Free markets and state management are like oil and water, and simply don’t mix. State management of both interest rates and the quantity of money and credit dupes the general public for a while, but not for ever. And when the ordinary person wakes up to the decline in the purchasing power of his money he reduces his cash liquidity in preference to ownership of consumable goods. No matter that higher interest rates bankrupt the over-indebted. No matter that rising unemployment leads to a general sense of job insecurity. No matter that the majority of people have little or no cash liquidity. Those that do have cash and start to accumulate the necessities of life may be a growing minority, but they are sufficient in number to drive up retail prices by creating inventory shortages. They are only the first to realise that raw material and other processing costs are rising, and that the purchasing power of their money is falling.

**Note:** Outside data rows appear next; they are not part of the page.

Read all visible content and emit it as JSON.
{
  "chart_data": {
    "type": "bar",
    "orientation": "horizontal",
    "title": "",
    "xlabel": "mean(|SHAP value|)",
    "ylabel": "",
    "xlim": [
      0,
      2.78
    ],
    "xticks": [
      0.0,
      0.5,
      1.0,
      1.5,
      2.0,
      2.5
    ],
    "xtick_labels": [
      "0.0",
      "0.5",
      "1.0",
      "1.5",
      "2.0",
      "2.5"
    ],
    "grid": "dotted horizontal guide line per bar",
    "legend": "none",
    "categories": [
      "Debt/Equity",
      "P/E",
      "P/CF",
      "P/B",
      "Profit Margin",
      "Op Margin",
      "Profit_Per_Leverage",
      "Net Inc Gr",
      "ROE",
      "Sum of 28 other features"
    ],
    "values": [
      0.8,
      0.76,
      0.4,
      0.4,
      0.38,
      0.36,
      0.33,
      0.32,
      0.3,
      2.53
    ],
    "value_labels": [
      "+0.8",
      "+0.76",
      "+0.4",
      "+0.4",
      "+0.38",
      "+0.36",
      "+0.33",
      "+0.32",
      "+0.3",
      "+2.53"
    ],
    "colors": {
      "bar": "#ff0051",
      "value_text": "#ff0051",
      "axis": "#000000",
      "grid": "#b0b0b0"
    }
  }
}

This realisation spreads, which is why stagflation leads to hyperinflation, unless it’s halted. Stopping it means forgetting monetary policy objectives, and either letting the market determine rates, in which case the ability of banks to create credit out of thin air has to be curtailed perhaps by the threat to their own insolvency, or rates are deliberately raised by the central bank high enough to crash the economy.
It was the market that forced a reluctant BoE to accept reality in 1975, principally through bankruptcies in the commercial property market (which is where the leverage was at that time) and in their lenders, the secondary banks. By way of contrast, the Fed, chaired by Paul Volcker, took the initiative over markets in 1981, jacking up interest rates until the economy stalled and people preferred money again to spending it. This time around, US government debt to GDP is over 100%, in 1980 it was about 30%. In the UK, most houses were mortgage-free in the 1970s. Today 80+% mortgages are typical. The consequences of markets regaining control over interest rates are considerably more dangerous today. Volcker’s interest rate policy was practical twenty-five years ago, in that the fall-out was generally containable. We cannot say that is true now, with all the debt that would default.
This has always been the basic argument for not putting trust in fiat currencies, instead having a form of money whose purchasing power is more stable in terms of commodities and raw materials. The Bank of England’s inept monetary policies under Mark Carney’s governorship seem certain to expose the fragility of fiat sterling to wider public attention and scepticism. If the consequences weren’t so serious, we might thank him for unwittingly toppling the status quo. But the inevitable crisis, many times worse than that faced in 1975, cannot be embraced even by the most extreme financial masochist. This is why people in Britain and America will increasingly find solace in gold.